Overview
The Lead Systems Engineer - Storage Technology is responsible for design, leads implementation, and provides Level 3 expert support for extra-large scale storage infrastructure, ensuring the highest levels of performance, scalability, and reliability. This role serves as a key subject matter expert, leading a team of engineers responsible for block, object, and file storage solutions, as well as backup services.
Responsibilities
- Co-design, lead implementation and management of PBs-level block, object and file storage solutions as integral components of Cloud and HPC environments ensuring stability, performance and compliance with industry standards and best practices.
- Define and oversee implementation of roadmap for all storage solutions and services across the company.
- Collaborate with architecture and other engineering teams on storage and backup technology component evaluation and selection ensuring solutions are designed following best practices and are optimized from both functional and non-functional perspectives.
- Lead regular capacity planning exercises to anticipate and accommodate the growing demands on the storage infrastructure, ensuring it meets current and future requirements.
- Develop and oversee implementation of plans to enhance the reliability of the storage infrastructure, addressing potential points of failure and ensuring high availability of storage services.

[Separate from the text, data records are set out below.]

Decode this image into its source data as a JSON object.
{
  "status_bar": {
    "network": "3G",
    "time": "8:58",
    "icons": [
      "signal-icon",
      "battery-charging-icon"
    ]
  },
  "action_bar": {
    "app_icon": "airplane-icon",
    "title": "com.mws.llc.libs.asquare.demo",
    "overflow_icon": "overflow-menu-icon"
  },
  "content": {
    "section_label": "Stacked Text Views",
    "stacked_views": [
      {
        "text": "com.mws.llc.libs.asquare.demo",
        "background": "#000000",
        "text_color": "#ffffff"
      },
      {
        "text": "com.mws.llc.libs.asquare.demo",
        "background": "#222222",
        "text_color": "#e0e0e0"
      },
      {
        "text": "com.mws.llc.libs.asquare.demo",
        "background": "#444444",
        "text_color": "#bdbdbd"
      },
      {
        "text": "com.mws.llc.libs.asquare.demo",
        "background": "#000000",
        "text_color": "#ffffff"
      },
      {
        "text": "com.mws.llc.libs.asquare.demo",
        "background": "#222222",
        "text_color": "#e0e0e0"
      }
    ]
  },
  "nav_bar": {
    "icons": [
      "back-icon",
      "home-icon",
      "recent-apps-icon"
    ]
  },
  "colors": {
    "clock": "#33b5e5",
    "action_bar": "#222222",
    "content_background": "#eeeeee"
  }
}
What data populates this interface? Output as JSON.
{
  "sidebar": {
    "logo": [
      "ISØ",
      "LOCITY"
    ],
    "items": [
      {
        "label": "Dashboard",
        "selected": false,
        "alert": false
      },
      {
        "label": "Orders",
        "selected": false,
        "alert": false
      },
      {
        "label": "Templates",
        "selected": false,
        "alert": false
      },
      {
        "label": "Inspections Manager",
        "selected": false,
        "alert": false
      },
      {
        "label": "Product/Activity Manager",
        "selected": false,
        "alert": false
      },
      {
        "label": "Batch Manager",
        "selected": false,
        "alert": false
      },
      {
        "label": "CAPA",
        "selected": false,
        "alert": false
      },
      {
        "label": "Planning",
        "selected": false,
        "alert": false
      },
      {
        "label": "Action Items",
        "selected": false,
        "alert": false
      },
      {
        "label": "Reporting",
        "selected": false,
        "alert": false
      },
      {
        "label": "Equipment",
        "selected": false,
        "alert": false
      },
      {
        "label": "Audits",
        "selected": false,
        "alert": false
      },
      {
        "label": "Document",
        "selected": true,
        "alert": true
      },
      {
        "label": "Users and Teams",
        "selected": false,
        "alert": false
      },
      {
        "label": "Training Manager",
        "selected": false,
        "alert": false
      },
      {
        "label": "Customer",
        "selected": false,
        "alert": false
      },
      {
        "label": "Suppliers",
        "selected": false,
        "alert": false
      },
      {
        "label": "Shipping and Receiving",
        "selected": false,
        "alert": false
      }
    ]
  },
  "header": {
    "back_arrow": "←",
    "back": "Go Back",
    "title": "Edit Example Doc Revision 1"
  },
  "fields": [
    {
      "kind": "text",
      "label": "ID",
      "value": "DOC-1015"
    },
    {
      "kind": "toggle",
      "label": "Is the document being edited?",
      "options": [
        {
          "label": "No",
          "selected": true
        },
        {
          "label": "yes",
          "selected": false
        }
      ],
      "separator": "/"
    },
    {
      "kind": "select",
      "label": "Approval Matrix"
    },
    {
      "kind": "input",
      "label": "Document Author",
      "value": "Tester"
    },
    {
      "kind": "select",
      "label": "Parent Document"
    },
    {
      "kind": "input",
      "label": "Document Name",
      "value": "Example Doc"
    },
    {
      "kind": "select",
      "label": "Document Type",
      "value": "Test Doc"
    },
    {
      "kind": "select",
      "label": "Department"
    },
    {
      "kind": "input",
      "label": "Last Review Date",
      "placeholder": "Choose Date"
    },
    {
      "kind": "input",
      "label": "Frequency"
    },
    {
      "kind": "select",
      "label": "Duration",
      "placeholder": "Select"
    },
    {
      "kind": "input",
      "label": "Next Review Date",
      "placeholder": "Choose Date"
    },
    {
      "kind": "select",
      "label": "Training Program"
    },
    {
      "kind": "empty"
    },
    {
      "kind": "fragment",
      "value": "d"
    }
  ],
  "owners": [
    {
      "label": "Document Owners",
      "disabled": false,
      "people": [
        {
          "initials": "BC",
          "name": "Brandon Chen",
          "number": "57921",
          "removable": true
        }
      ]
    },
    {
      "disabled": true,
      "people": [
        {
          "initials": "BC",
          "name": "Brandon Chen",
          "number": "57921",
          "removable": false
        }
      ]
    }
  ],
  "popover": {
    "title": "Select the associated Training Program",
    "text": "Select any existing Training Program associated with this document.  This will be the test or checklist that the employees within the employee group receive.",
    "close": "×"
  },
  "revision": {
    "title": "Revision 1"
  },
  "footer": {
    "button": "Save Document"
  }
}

- Explore, analyze, and implement performance optimization strategies for the storage solutions, ensuring optimal resource utilization and performance.
- Lead evaluation and integration of advanced storage technologies and methodologies, such as SDS to enhance features, performance, and efficiency.
- Define and oversee execution of disaster recovery strategies ensuring data integrity, availability, and protection across all platforms and environments.
- Design and enhance observability stack in collaboration with the IaaS operations team ensuring monitoring coverage and accuracy.
- Provide L3 expert support including on-call shifts and being the final tier of resolution for L2 support teams through problem analysis and communication with vendor's technical support.
- Lead and mentor a team of storage engineers and collaborate with other platform engineering teams on solution design and delivery.
- Collaborate with security management teams to ensure that systems are safe and secure against cybersecurity threats.
- Write and maintain relevant documentation ensuring completeness and quality.
- Work closely with process management and operational teams and contribute to process development standardizing collaboration framework and improving collaboration efficiency.
Qualifications
- Bachelor's or master's degree in computer science, engineering, software engineering or related field in technology.
- 2+ years of experience leading a team of 3+ engineers holding accountability for quality and timely delivery of infrastructure projects.
- 7+ years of experience with deep expertise in designing, implementing, and managing large-scale software-defined storage (SDS) solutions providing block, object or file storage services and backup capabilities.
- In-depth hands-on experience in system implementation, management, and optimization of storage systems from leading vendors, including but not limited to HPE, Dell, NetApp, Hitachi, IBM, PureStorage, or VAST Data.
- Deep knowledge of different storage protocols providing block, object and file storage interfaces such as iSCSI, S3, NFS, FC[oE], NVME over TCP, etc.
- Proficient with Linux/Linux kernel and storage stack and capable of debugging related issues.
- Advanced experience in managing object storage solutions based on SeaweedFS, MinIO, Cloudian HyperStore, Qumulo S3, Scality Ring or Dell ECS.
- Experience with cloud native Backup solution for OpenStack (e.g.,Freezer, Karbor, TriliO, Hystax, Raksha etc) is highly desirable.
- Experience in designing and managing clustered/parallel file systems such as Lustre, GPFS, etc is highly desirable.
- Familiarity with containerization technologies (Openshift, Docker, Kubernetes, etc) and container storage technologies [Rook, CSI, PVC, etc].
- Experience with integration of identity management, access management, and authorization solutions (PKI, LDAP, OAUTH, OpenID).
- In-depth knowledge of backup systems, disaster recovery principles, and data protection strategies.
- Familiarity with load balancers technologies for object storage solutions.
- Deep knowledge in data encryption, security practices, and hardening related to Storage and Backup systems.
- Solid knowledge of Data center network design and related technologies [OSI model, TCP/IP stack, firewalling, routing, VLAN/VxLAN, etc]
- Hands-on experience with monitoring and observability tools like Zabbix, Nagios, Prometheus, Grafana, ELK Stack (Elasticsearch, Logstash, Kibana).
- Understanding of CI/CD principles, Infrastructure as Code (IaaC) approach and software defined infrastructure solutions.
- Advanced level in programming and scripting using Python and/or Golang, bash.